STATE: NC to vaccinate those 65+; College students not prioritized
Published 3:26 pm Thursday, January 14, 2021
Getting your Trinity Audio player ready...
|
By BRYAN ANDERSON Associated Press/Report for America
RALEIGH, N.C. (AP) — North Carolina public health officials on Thursday unveiled an updated coronavirus vaccine distribution plan that prioritizes adults 65 years or older, while removing college students as a priority over the general public.
The new, more simplified guidance from the state Department of Health and Human Services comes in response to growing concerns that its previous plan was too complicated, slowed down vaccine distribution and administration and didn’t give enough consideration to older adults who are far more likely to die from the virus than college students and other groups.
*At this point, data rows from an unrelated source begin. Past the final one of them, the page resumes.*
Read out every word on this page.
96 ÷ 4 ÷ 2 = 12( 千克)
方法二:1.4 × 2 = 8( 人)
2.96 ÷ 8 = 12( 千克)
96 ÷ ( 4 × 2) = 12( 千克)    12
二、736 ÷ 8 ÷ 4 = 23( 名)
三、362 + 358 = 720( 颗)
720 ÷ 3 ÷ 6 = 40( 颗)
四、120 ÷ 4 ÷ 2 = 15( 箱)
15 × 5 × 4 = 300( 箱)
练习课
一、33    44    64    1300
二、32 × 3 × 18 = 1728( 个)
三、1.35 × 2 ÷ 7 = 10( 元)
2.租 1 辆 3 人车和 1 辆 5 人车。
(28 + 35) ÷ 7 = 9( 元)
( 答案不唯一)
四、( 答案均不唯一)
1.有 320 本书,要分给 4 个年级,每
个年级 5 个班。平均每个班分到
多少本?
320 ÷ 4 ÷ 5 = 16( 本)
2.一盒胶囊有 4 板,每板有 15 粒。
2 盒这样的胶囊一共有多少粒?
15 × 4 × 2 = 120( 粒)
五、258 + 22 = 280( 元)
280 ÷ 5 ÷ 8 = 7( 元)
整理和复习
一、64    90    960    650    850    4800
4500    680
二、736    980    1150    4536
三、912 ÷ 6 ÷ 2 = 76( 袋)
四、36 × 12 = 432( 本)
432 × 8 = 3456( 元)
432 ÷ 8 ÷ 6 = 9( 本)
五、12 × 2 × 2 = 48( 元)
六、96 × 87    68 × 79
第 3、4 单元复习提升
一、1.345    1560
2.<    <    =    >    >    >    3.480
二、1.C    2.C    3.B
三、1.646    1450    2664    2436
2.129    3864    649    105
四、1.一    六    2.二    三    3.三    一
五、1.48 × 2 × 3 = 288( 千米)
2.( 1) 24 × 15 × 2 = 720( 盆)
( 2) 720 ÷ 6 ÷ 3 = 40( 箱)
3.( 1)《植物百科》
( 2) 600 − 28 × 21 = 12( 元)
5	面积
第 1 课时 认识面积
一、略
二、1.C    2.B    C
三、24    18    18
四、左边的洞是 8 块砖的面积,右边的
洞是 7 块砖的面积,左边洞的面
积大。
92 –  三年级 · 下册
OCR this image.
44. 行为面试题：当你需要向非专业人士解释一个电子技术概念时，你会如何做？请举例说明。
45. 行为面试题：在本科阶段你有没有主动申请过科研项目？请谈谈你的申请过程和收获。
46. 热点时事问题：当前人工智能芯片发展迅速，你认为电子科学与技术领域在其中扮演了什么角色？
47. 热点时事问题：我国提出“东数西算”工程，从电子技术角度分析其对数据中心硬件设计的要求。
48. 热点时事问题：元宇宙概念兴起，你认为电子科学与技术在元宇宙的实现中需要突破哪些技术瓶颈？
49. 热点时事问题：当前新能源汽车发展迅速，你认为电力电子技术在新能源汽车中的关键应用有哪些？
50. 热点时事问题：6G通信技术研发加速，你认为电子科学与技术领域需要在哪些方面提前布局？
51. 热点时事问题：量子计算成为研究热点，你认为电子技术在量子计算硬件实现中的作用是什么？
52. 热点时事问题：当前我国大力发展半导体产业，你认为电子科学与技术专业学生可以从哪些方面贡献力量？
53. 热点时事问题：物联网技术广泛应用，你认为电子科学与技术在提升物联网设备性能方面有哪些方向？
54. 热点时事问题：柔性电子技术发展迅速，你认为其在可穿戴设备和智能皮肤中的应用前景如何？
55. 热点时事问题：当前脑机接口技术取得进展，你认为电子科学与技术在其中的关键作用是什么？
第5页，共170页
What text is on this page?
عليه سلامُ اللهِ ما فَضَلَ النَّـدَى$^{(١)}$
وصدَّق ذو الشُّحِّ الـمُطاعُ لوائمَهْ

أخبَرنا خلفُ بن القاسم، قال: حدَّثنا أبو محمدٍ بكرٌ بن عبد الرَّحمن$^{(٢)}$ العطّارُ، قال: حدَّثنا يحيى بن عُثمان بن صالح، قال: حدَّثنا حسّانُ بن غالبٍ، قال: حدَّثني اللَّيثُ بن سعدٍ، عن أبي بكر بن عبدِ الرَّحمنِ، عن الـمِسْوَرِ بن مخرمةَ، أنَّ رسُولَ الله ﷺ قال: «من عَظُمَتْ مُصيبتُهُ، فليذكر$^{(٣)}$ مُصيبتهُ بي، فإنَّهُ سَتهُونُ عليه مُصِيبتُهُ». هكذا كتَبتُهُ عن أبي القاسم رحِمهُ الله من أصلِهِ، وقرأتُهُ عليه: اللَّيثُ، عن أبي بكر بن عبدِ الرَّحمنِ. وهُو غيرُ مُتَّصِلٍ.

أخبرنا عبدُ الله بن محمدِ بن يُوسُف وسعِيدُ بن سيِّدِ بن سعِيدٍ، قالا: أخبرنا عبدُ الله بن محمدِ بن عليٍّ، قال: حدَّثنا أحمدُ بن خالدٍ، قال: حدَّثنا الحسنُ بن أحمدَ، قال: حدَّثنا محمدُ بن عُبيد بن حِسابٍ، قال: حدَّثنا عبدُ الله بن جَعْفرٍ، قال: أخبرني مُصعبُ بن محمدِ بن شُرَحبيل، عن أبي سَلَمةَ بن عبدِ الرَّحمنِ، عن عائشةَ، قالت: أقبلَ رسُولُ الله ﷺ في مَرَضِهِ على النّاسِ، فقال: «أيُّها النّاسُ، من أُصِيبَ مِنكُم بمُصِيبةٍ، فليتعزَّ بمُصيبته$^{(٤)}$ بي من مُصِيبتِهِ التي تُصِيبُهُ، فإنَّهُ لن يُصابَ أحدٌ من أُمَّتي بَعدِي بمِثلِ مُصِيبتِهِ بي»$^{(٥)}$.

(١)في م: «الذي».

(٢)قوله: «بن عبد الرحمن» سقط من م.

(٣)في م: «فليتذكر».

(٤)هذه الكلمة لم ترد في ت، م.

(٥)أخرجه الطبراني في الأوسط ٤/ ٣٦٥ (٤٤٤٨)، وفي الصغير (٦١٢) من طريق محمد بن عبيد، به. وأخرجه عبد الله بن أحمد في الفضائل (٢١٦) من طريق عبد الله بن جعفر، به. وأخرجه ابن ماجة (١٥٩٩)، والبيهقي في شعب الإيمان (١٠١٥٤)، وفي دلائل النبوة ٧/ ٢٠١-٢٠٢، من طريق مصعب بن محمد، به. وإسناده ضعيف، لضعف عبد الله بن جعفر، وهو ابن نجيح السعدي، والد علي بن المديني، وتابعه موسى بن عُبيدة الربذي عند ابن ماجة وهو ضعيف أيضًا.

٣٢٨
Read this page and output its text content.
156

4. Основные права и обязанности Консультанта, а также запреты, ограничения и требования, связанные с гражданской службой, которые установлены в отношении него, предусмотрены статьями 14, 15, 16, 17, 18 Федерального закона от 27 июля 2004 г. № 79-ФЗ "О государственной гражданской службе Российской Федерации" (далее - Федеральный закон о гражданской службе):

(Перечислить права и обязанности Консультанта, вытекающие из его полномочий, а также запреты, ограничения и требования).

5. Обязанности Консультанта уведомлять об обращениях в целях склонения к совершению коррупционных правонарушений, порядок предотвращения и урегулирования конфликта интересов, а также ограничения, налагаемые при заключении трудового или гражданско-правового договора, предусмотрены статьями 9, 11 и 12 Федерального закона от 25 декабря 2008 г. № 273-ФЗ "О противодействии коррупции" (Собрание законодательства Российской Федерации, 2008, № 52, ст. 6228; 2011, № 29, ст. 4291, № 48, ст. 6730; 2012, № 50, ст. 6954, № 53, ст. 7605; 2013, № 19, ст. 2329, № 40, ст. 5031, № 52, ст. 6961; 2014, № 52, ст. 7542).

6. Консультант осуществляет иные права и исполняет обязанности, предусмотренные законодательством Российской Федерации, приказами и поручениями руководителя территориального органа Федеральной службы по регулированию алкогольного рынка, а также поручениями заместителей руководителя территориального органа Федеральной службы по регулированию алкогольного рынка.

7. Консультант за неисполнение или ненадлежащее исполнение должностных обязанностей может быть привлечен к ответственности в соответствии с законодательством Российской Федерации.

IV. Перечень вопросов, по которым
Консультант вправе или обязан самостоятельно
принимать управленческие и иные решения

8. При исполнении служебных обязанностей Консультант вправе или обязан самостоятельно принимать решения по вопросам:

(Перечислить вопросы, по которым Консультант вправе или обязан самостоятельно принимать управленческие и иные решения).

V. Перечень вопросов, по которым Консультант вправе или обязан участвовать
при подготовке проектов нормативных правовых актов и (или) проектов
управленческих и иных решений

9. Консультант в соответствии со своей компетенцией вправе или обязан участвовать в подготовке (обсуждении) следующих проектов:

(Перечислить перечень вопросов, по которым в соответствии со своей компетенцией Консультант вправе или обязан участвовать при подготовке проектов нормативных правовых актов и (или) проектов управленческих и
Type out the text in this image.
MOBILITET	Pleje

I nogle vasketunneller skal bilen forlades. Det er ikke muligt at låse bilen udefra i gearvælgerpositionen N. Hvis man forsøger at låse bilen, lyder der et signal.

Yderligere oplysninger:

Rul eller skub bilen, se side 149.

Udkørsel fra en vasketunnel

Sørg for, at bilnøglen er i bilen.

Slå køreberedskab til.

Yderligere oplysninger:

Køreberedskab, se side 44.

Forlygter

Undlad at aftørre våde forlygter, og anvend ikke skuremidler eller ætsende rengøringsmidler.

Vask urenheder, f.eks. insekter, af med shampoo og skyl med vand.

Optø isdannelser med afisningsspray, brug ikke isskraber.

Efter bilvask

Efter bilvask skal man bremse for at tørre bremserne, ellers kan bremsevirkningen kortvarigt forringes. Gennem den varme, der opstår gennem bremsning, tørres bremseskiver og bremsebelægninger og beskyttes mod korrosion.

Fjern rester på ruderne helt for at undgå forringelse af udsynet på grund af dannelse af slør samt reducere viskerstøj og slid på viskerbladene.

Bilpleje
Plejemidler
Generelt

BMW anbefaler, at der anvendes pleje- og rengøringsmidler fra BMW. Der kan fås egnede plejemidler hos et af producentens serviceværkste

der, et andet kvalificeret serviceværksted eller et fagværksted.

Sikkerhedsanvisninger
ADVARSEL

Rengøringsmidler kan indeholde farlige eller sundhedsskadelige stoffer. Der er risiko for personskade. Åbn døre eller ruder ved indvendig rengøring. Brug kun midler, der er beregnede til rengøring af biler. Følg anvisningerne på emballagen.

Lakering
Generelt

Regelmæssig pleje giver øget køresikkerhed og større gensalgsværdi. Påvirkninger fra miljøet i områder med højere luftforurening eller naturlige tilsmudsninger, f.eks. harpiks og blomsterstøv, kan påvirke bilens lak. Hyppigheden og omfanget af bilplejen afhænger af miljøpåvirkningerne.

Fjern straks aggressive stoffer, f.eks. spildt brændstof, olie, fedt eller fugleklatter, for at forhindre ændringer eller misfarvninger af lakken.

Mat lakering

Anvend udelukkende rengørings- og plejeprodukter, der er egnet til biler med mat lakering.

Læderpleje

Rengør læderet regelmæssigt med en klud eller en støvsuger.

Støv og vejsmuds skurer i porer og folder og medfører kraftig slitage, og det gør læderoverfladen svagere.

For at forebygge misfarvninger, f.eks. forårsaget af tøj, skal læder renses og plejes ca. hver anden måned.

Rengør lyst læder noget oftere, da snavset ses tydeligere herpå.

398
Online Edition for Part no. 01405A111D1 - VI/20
DHHS Secretary Mandy Cohen on Twitter posted a link to the updated distribution plan, which shows elderly residents who are at least 65 years old now able to get vaccinated. Previously, residents had to be at least 75 years old to be prioritized in the current group. The adjustment aligns with new guidance put forward by President Donald Trump’s administration.
North Carolina ranked as the 10th slowest state in the nation per capita in vaccine doses administered, according to data the public health department shared with the Centers for Disease Control and Prevention on Thursday.
North Carolina’s slow pace is not unusual, given many states have vaccinated around 2% to 3% of their populations. As distribution ramps up due to a shifting federal strategy of not holding back as many doses in reserve, vaccines will be more widely available in the coming months.
Once elderly residents have gotten vaccinated, frontline essential workers will be prioritized in the third phase of distribution. The fourth phase includes anyone 16-64 years old with high-risk medical conditions, all prison inmates or others living in close group living settings who are not already vaccinated and essential workers not yet vaccinated.
Based on CDC guidance, these workers include those in transportation and logistics, water and wastewater, food service, construction, finance, information technology and communications, energy, law, media, public safety and public health.
The fifth phase makes a vaccine available to anyone who wants it.